There would be no debate or discussion between candidates, the organizers decided. Instead, each candidate would stand together in front of cameras and answer five questions about key issues facing the state.
They decided to tape the forum with no live audience at 10 a.m. on July 17, and the forum would air on WJSU on July 19 and seven more times before the August 6 primary.
That same day, July 8, Amos called all three campaigns and extended the invitation. Shuler Smith and Williams quickly agreed, Amos and their campaigns told Mississippi Today.
“I’ve been calling for a debate for months now, so I was willing to go anywhere at any time and cancel whatever I had planned to make it happen,” Williams said.
Hood’s campaign cited a scheduling conflict on July 17, Amos said, but offered to record their answers at the WJSU studios at an earlier time without the other candidates present.
“They asked if he could be taped before he left to go out of town, but WJSU wanted all of them, especially since the attorney general is slated as the front-runner,” Amos said. “It would obviously make sense if he could be there. They didn’t want to record him separately and give him any advantage. So they cancelled it.”
She continued: “(The Hood campaign) is going to tell you that there was a scheduling conflict, but I don’t know. I think it would’ve helped all of them to do this. I think this would’ve been a great public service. I’m just disappointed.”

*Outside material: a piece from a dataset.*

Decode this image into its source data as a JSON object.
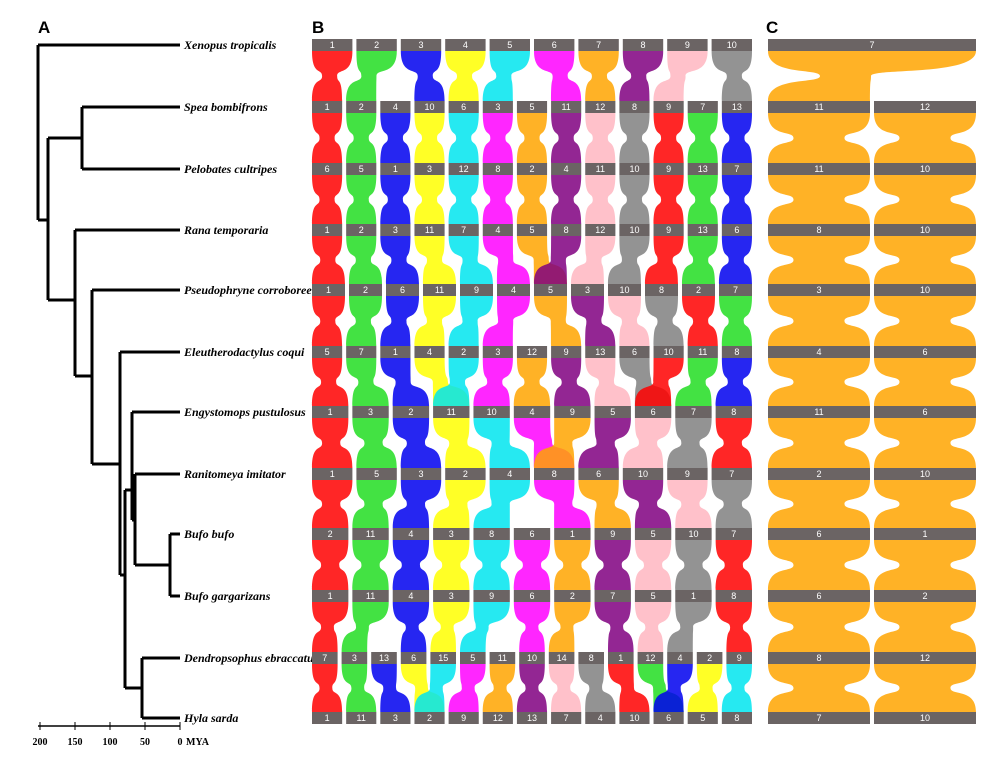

When reached for comment, a Hood campaign official said: “We don’t have anything to add to the information that you already have on why Attorney General Hood wasn’t able to attend.”
On Monday, Hood’s opponents slammed the attorney general for not finding a way to make the forum work.
“An elected attorney, I can’t recall running away from an argument — even when my political and professional ‘prestige’ seemed to be on the line,” Shuler Smith said in a statement. “One Mississippi needs a strong willed leader who understands that being for the people requires a heart of perseverance not privilege.”
“I think for anyone to assume he will receive the Democratic nomination for governor without sharing a stage with your opponents is offensive,” Williams said. “If you aren’t willing to talk about your ideas and your candidacy with the public, why should the public trust you?”
All three Republican candidates for governor will participate in a televised debate on July 23. WJTV in Jackson will host the debate, and it will be broadcast live in every TV market in the state.
No such event has been planned for the Democratic candidates. When reached by phone on Monday, Amos’ colleague Mississippi Democratic Party Chairman Bobby Moak said the state party had nothing to do with the WJSU forum that Amos tried to plan, saying: “There has been absolutely no effort on behalf of the Mississippi Democratic Party to have a debate between Democrats at the local or state level.”
When asked if he thought Democratic candidates should follow the Republicans’ lead and have an honest exchange of ideas in a debate setting, Moak laughed.
“I have absolutely no problem at all with Republicans having all the debates they want,” Moak said. “We’re just not going to do that on our side. It’s not something we would even consider.”
Editor’s note: After this story published, the Hood campaign told Mississippi Today in a statement: “We were not offered any alternative dates, were never contacted by WJSU and were advised that only three of the eight (D)emocratic candidates were invited.” The campaign also objected to the format and several individuals who would be involved with the event.